Berikut ini harap Anda perhatikanl berbagai jawaban yang diberikan oleh beberapa kantor marja' taklid:
Jawaban Kantor Hadhrat Ayatullah Agung Ali Khamene'i Hf:
Melakukan hal seperti itu hukumnya haram.
Jawaban Kantor Hadhrat Ayatullah Agung Ali Sistani Hf:
Memasukkan sesuatu (seperti penis buatan) –berdasarkan ihtiyâth wâjib- hukumnya haram. Tetapi menurut pandangan Hadhrat Ayatullah Makarim Syirazi Hf perbuatan seperti ini tidak bermasalah.
Jawaban Kantor Hadhrat Ayatullah Agung Makarim Syirazi Hf:
Hal itu secara syar'i tidak bermasalah.
Referensi:
[1]. Allah Swt berfirman: "Dan di antara tanda-tanda kekuasaan-Nya ialah Dia menciptakan untukmu isteri-isteri dari jenismu sendiri, supaya kamu cenderung dan merasa tenteram kepadanya, dan dijadikan-Nya di antaramu rasa kasih dan sayang. Sesungguhnya pada yang demikian itu benar-benar terdapat tanda-tanda (kekuasan Allah) bagi kaum yang berpikir.” (Qs. Al-Rum [30]: 21).

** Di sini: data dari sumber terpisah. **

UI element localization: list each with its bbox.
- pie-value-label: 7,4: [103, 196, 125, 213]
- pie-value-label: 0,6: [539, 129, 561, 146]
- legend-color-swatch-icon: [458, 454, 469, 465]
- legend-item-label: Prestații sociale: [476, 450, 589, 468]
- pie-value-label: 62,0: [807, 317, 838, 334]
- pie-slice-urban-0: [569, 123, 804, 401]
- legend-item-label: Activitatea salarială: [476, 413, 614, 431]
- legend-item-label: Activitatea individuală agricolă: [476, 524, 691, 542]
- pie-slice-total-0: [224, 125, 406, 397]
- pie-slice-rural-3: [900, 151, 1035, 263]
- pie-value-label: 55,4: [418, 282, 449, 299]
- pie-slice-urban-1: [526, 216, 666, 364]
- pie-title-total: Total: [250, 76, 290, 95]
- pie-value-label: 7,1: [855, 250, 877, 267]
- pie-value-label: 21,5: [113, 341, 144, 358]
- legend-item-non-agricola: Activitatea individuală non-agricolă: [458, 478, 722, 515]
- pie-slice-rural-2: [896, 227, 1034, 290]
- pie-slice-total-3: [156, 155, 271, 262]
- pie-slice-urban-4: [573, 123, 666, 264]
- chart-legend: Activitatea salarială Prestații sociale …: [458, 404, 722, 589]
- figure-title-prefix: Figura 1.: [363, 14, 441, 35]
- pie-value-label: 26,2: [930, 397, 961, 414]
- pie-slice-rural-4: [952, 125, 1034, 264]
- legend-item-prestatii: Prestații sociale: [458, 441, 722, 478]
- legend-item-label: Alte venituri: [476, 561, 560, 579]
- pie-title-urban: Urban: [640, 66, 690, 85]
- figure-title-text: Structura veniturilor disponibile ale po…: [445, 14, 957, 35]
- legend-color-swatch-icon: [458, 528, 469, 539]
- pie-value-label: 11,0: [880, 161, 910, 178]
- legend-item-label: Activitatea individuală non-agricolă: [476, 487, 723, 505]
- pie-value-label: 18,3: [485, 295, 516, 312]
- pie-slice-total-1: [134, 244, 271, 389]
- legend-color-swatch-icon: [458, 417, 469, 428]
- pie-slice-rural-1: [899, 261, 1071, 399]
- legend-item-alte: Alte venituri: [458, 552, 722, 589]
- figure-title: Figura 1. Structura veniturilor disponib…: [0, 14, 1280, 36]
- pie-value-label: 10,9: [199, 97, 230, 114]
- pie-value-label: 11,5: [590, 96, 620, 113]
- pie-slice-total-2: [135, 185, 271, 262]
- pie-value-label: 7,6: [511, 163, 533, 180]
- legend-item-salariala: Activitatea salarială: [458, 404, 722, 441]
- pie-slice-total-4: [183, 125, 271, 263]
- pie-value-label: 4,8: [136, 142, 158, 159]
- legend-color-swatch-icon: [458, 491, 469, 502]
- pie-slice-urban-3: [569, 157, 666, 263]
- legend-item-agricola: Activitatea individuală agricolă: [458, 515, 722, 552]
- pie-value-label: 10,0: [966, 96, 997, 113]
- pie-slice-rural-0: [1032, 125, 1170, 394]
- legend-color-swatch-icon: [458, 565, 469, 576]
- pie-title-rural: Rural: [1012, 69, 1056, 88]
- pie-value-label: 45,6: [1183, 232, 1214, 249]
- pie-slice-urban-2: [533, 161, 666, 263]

Apa hukumnya hubungan suami istri melalui dubur jika istri merelakan?
Pertanyaan:
Apa hukumnya hubungan suami istri melalui dubur jika istri merelakan? Apakah kemakruhan pekerjaan ini berarti bahwa amalan ini akan ditulis sebagai perbuatan dosa bagi pelakunya?
Jawaban Global:
Para marja taklid berkata: Hukum memasukkan lewat dubur adalah makruh yang sangat berat (syadid).[1] Makruh berat artinya bahwa hal ini tidak disukai Tuhan dan lebih baik jika tidak dilakukan, namun tidak ditulis dosa bagi pelaku perbuatan ini.
Harus diperhatikan bahwa terkait memasukkan lewat dubur, apabila seorang istri tidak rela, maka tidak diperbolehkan, dan apabila seorang istri tidak rela, maka berdasarkan pendapat semua marja taklid, seorang istri boleh tidak mentaati keinginan suaminya.[2]
Namun di samping menurut pandangan syar’i, harus pula diperhatikan dari sisi kesehatannya bahwa amalan ini dari sisi medis, kemungkinan akan terjangkitinya berbagai infeksi dan penyakit bagi suami maupun istri sangat besar, khususnya bagi wanita jika melakukan hal ini.
Referensi:
[1] Imam Khomeini, Ayatullah Nuri, Ayatullah Fadhil, Ta’liqāt ‘ala ‘Urwah, jil. 1, Al-Nikah, Al-Fashl Ula, Masalah 1, Ayatullah Shafi, Taudhih al-Masāil Marāji, Masalah 45, Ayatullah Khamenei, Istifta Pertanyaan 419, Ayatullah Makarim .
[2] Ayatullah Fadhil, Jāmi’ al-Masāil, jil. 1, hal. 1670, Ayatullah Sistani, Taudhih Al-Masāil, Masalah 450, Ayatullah Khamenei, Istifta, Pertanyaan 4, Ayatullah Wahid, Minhaj al-Shālihin, jil. 2, Imam Khomeini, Ayatullah Makarim, Ta’liqāt ala ‘Urwah, jil. 2, Al-Fashl Ula, Masalah 1.